CONCOURS DE NOUVELLES

RESULTATS 2015 - CATEGORIE ADULTE

1er PRIX

François AUSSANAIRE - de Langueux (22)

UNE GRANDE HISTOIRE D’AMOUR

            - C’est invraisemblable ! C’est la deuxième fois aujourd’hui qu’il n’y a plus d’eau dans la salle de bains. Au prix que ça me coûte, c’est intolérable.

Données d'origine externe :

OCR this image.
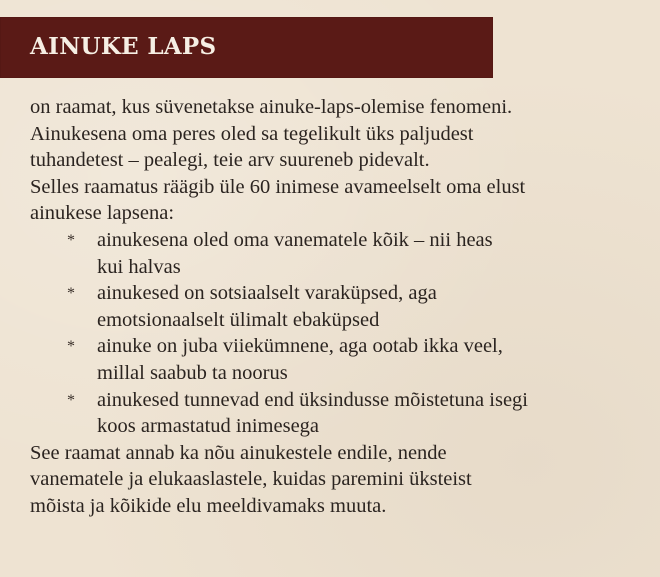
AINUKE LAPS

on raamat, kus süvenetakse ainuke-laps-olemise fenomeni.

Ainukesena oma peres oled sa tegelikult üks paljudest

tuhandetest – pealegi, teie arv suureneb pidevalt.

Selles raamatus räägib üle 60 inimese avameelselt oma elust

ainukese lapsena:

* ainukesena oled oma vanematele kõik – nii heas
kui halvas
* ainukesed on sotsiaalselt varaküpsed, aga
emotsionaalselt ülimalt ebaküpsed
* ainuke on juba viiekümnene, aga ootab ikka veel,
millal saabub ta noorus
* ainukesed tunnevad end üksindusse mõistetuna isegi
koos armastatud inimesega

See raamat annab ka nõu ainukestele endile, nende

vanematele ja elukaaslastele, kuidas paremini üksteist

mõista ja kõikide elu meeldivamaks muuta.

            Confortablement installé dans un profond fauteuil de rotin, apparemment serein, il observait sa jeune épouse faire rageusement les cent pas sur le sol vitré de leur bungalow sur pilotis, quelques centimètres seulement au-dessus de poissons totalement indifférents à toute cette agitation. Si ce n’était la formulation de la phrase, que quelqu’un de moins placide que lui aurait pu trouver vexante, il s’amuserait presque de la voir ainsi agiter sa colère et les dentelles roses de son maillot de bains aux quatre coins de la pièce.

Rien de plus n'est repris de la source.